The mister and I both brought cars into this relationship. His, a bought new vehicle that is reliable, fuel-efficient, and pretty, but not fancy. Mine, a 1998 Chevy Prism with an ichtyus permanently attached to it by previous owners, affectionately known as “The Fish.” The Fish has finally bit the dust, or at least gotten to the point where spending any money to fix it seems like folly. Poor fishy. May you rest in peace, or more likely, pieces, as you go on to another life as an NPR donation.
The loss of The Fish has lead to an opportunity to put my money where my mouth is about frugality and sustainability. I live in a city with good (though certainly imperfect) public transportation. I am a fifteen minute walk to the train, multiple bus lines are steps away from my door. My grocery store is a block away. I work at home. My partner has a car. I don’t need one. Nope. I look at the details of my life, and I am not a person who needs a car.
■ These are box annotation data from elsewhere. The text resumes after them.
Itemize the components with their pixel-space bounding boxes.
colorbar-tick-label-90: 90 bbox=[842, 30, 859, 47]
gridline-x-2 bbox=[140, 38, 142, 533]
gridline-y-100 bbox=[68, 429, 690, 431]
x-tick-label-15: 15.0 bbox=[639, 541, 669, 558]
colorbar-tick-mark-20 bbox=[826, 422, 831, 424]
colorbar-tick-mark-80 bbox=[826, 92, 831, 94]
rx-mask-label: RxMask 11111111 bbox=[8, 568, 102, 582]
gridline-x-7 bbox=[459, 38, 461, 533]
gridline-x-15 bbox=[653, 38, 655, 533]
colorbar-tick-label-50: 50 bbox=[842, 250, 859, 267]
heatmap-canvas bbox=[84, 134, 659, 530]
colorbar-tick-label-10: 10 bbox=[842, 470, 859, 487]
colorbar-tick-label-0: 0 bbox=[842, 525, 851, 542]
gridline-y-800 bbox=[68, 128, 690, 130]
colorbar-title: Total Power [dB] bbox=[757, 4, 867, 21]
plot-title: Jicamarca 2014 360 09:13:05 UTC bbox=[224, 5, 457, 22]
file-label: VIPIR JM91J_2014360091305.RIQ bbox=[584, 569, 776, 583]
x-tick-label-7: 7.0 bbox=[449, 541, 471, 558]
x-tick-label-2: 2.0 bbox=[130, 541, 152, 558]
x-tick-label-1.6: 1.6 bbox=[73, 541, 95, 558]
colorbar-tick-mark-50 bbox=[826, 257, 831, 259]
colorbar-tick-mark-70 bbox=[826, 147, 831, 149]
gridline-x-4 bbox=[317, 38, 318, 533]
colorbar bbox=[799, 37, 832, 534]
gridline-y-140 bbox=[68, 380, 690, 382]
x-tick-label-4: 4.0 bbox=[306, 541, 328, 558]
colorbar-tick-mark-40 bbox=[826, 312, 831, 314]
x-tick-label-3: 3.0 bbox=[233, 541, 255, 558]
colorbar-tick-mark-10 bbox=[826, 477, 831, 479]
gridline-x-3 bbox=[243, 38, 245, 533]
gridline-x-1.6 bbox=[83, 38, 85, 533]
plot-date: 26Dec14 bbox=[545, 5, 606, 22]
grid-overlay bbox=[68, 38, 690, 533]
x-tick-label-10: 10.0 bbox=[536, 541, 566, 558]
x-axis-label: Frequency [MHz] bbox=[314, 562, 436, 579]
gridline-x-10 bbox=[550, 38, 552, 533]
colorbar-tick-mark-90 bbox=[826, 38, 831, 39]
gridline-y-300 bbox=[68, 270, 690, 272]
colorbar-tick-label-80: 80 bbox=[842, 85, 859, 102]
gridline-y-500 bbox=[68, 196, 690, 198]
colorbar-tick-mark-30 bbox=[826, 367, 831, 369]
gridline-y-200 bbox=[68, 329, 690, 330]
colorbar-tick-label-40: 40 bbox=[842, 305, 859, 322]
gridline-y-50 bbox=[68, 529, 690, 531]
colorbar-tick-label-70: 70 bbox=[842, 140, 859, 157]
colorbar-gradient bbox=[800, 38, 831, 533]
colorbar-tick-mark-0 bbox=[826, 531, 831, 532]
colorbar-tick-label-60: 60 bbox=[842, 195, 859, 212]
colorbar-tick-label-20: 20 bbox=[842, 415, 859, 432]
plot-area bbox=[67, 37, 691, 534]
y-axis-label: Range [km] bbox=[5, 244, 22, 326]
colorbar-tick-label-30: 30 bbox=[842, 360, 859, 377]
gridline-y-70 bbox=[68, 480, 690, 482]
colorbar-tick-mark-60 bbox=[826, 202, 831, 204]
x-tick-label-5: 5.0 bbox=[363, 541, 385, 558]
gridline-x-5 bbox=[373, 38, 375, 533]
The mister is not convinced. You have to remember we’re from Michigan, the birthplace of the auto industry. Also a place that is almost impossible to traverse without a car. So I’m approaching it as an experiment. An attempt to lighten my load of possessions and pollution, to find out how that works in my life.
Here are the pros:
Not spending money on insurance, parking, gasoline, car payments, or yearly fees.
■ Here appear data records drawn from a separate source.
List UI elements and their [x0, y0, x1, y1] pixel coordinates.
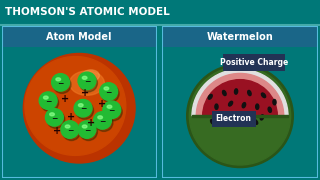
Circle shape [80, 123, 97, 141]
Circle shape [25, 57, 126, 155]
Circle shape [47, 111, 65, 128]
Circle shape [103, 101, 121, 118]
Ellipse shape [56, 78, 60, 81]
Ellipse shape [235, 89, 238, 94]
Text: −: − [99, 117, 106, 126]
Circle shape [74, 100, 92, 117]
Text: −: − [51, 114, 58, 123]
Ellipse shape [82, 70, 100, 81]
Bar [2, 26, 157, 47]
Circle shape [39, 92, 57, 109]
Ellipse shape [235, 112, 238, 117]
Ellipse shape [228, 101, 233, 106]
Circle shape [93, 112, 111, 129]
Ellipse shape [247, 113, 252, 118]
Text: Electron: Electron [216, 114, 252, 123]
Text: −: − [67, 126, 73, 135]
Circle shape [95, 114, 113, 131]
Ellipse shape [268, 107, 271, 112]
Ellipse shape [256, 104, 259, 109]
Circle shape [78, 72, 96, 90]
Text: −: − [84, 126, 90, 135]
Text: −: − [80, 105, 86, 114]
Ellipse shape [65, 125, 70, 128]
Ellipse shape [82, 125, 87, 128]
Text: +: + [68, 112, 76, 122]
Circle shape [101, 85, 119, 103]
FancyBboxPatch shape [212, 111, 256, 127]
Circle shape [62, 123, 80, 141]
Text: Positive Charge: Positive Charge [220, 58, 288, 67]
Ellipse shape [227, 118, 230, 123]
Text: −: − [57, 79, 64, 88]
Circle shape [80, 74, 97, 92]
Circle shape [52, 74, 69, 91]
Text: Watermelon: Watermelon [207, 32, 273, 42]
Text: −: − [84, 77, 90, 86]
Circle shape [187, 64, 293, 168]
Circle shape [61, 121, 79, 138]
Ellipse shape [208, 94, 212, 99]
Ellipse shape [69, 71, 104, 95]
Ellipse shape [44, 96, 48, 99]
Text: +: + [53, 126, 61, 136]
Text: +: + [87, 118, 95, 129]
Text: +: + [99, 99, 107, 109]
Bar [192, 115, 288, 117]
Ellipse shape [273, 100, 276, 105]
Circle shape [53, 76, 71, 93]
Ellipse shape [242, 103, 246, 108]
Wedge shape [192, 69, 288, 116]
Circle shape [100, 83, 118, 100]
Text: −: − [106, 88, 112, 97]
Text: THOMSON'S ATOMIC MODEL: THOMSON'S ATOMIC MODEL [5, 7, 170, 17]
Ellipse shape [248, 90, 251, 96]
Circle shape [78, 121, 96, 138]
Circle shape [104, 103, 122, 121]
Ellipse shape [104, 87, 109, 90]
Ellipse shape [82, 76, 87, 79]
Ellipse shape [260, 115, 264, 120]
Circle shape [41, 94, 59, 112]
Ellipse shape [215, 104, 218, 109]
Ellipse shape [211, 120, 214, 124]
Text: −: − [108, 106, 115, 115]
Text: Atom Model: Atom Model [46, 32, 112, 42]
Text: +: + [61, 94, 69, 104]
Ellipse shape [50, 113, 54, 116]
Ellipse shape [254, 120, 258, 124]
Ellipse shape [78, 104, 83, 107]
Ellipse shape [221, 113, 225, 118]
Wedge shape [196, 73, 284, 116]
Circle shape [23, 53, 135, 163]
Ellipse shape [98, 116, 102, 119]
Text: +: + [81, 88, 90, 98]
Ellipse shape [107, 105, 112, 108]
Circle shape [76, 102, 93, 119]
Bar [162, 26, 318, 47]
Circle shape [45, 109, 63, 126]
Circle shape [189, 67, 291, 165]
Ellipse shape [261, 93, 266, 98]
Wedge shape [203, 80, 277, 116]
Ellipse shape [240, 119, 243, 125]
FancyBboxPatch shape [223, 54, 285, 71]
Ellipse shape [222, 91, 226, 96]
Text: −: − [45, 97, 51, 106]
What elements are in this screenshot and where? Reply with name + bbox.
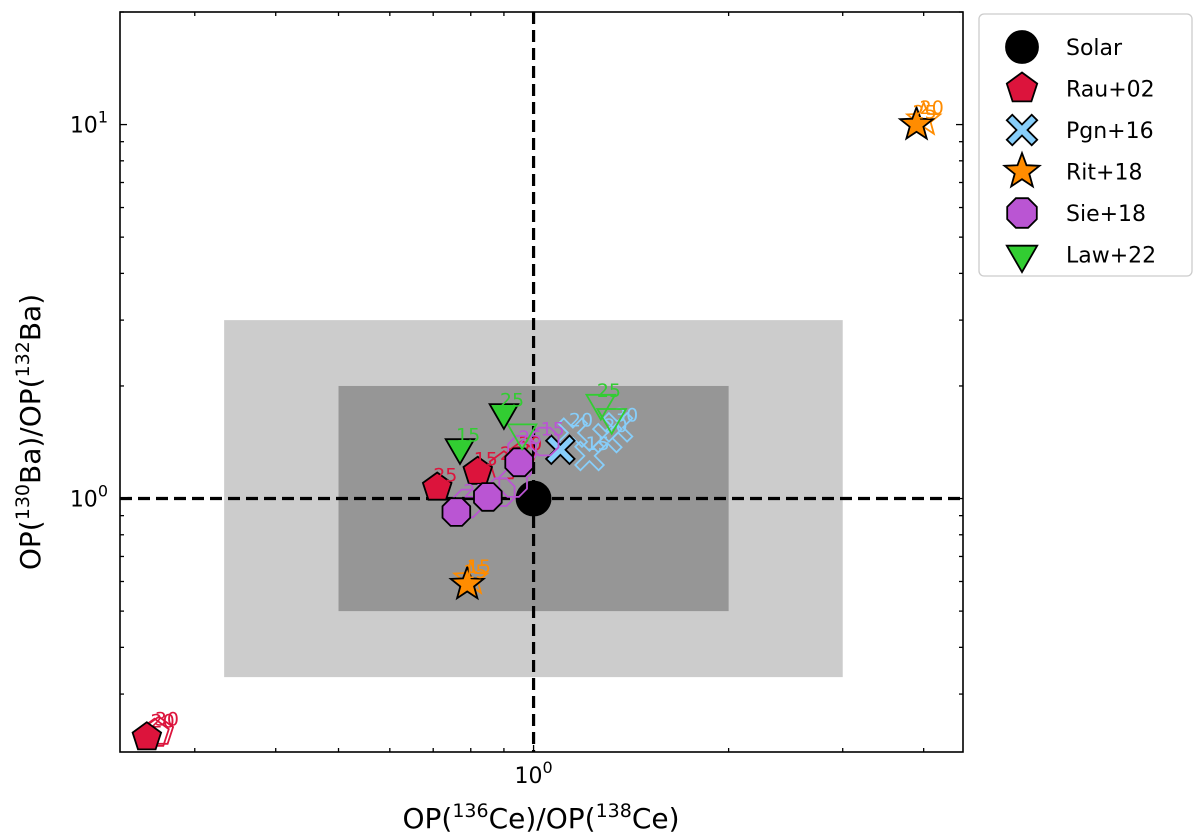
point-law-22 xyxy=(595,408,628,436)
point-label: 15 xyxy=(467,556,491,578)
point-rau-02 xyxy=(131,721,163,751)
legend-marker-solar xyxy=(1005,30,1039,64)
point-sie-18 xyxy=(473,482,503,512)
point-rit-18 xyxy=(448,564,487,601)
point-label: 15 xyxy=(463,561,487,583)
point-label: 20 xyxy=(920,97,944,119)
x-tick-label: 100 xyxy=(514,758,552,789)
legend-marker-sie-18 xyxy=(1006,197,1038,229)
legend-label: Solar xyxy=(1066,36,1123,61)
legend-marker-pgn-16 xyxy=(1005,113,1039,147)
point-label: 15 xyxy=(474,449,498,471)
x-axis-label: OP(136Ce)/OP(138Ce) xyxy=(402,800,679,835)
tick-labels: 100 100 101 xyxy=(70,108,553,789)
legend-marker-rau-02 xyxy=(1005,71,1039,103)
legend-marker-law-22 xyxy=(1005,244,1039,274)
plot-frame xyxy=(119,11,964,753)
point-pgn-16 xyxy=(602,411,634,443)
point-rit-18 xyxy=(897,104,936,141)
legend-label: Rit+18 xyxy=(1066,161,1142,186)
legend-label: Sie+18 xyxy=(1066,202,1146,227)
point-pgn-16 xyxy=(574,440,606,472)
legend-marker-rit-18 xyxy=(1002,150,1042,189)
axis-ticks xyxy=(120,11,963,752)
point-label: 20 xyxy=(151,711,175,733)
point-label: 25 xyxy=(500,389,524,411)
point-sie-18 xyxy=(504,447,534,478)
point-label: 20 xyxy=(569,410,593,432)
y-tick-label: 101 xyxy=(70,108,108,139)
legend-label: Law+22 xyxy=(1066,244,1156,269)
legend-label: Rau+02 xyxy=(1066,78,1155,103)
point-label: 15 xyxy=(541,419,565,441)
point-label: 15 xyxy=(456,424,480,446)
legend-label: Pgn+16 xyxy=(1066,119,1154,144)
point-label: 25 xyxy=(913,102,937,124)
point-rau-02 xyxy=(462,455,494,485)
point-label: 30 xyxy=(155,709,179,731)
point-law-22 xyxy=(444,438,476,466)
point-law-22 xyxy=(506,423,538,452)
point-pgn-16 xyxy=(544,434,576,466)
point-label: 25 xyxy=(597,380,621,402)
legend: Solar Rau+02 Pgn+16 Rit+18 Sie+18 Law+22 xyxy=(978,13,1193,277)
y-tick-label: 100 xyxy=(70,482,108,513)
point-rau-02 xyxy=(421,471,453,501)
point-solar xyxy=(515,480,552,517)
point-law-22 xyxy=(488,403,520,431)
point-sie-18 xyxy=(441,497,472,527)
point-label: 25 xyxy=(433,465,457,487)
point-law-22 xyxy=(584,393,617,422)
data-points: 2030203025152015203020152515252025152515… xyxy=(131,97,944,751)
y-axis-label: OP(130Ba)/OP(132Ba) xyxy=(12,294,47,570)
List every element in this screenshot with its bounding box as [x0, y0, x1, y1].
More socially responsible.
I will get more exercise.
I don’t actually like driving all that much.
Here are the cons:
Occasionally both members of our household need to be in different places that would both be easier to get to by car.
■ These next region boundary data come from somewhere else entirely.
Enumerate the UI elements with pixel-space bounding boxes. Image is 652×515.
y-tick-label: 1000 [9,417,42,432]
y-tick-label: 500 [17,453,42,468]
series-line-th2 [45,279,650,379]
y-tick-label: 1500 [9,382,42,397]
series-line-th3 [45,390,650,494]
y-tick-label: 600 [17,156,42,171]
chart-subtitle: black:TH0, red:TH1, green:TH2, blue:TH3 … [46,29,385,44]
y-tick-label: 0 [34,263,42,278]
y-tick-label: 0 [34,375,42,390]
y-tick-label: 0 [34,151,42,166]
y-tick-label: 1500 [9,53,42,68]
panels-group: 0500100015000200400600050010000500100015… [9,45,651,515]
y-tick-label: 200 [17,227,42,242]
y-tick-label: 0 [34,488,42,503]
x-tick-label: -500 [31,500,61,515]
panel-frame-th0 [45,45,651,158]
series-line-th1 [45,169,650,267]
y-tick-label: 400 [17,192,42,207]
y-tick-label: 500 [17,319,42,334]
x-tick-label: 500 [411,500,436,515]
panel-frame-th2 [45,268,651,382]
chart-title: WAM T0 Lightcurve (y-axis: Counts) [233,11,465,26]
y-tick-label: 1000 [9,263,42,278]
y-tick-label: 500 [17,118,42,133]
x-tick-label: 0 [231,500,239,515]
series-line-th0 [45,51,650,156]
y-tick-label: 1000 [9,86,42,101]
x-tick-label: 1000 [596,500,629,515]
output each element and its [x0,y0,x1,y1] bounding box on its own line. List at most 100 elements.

If I ever get a gig out in the suburbs, this will get considerably more complicated.
Of course, what feels like a revolution to me is really how lots and lots of people do things. Many people in Chicago don’t drive at all, many people in the world share one motorbike amongst an entire family. Hardly a great sacrifice or world-altering event, really. Just a little adjustment. We shall see how it goes.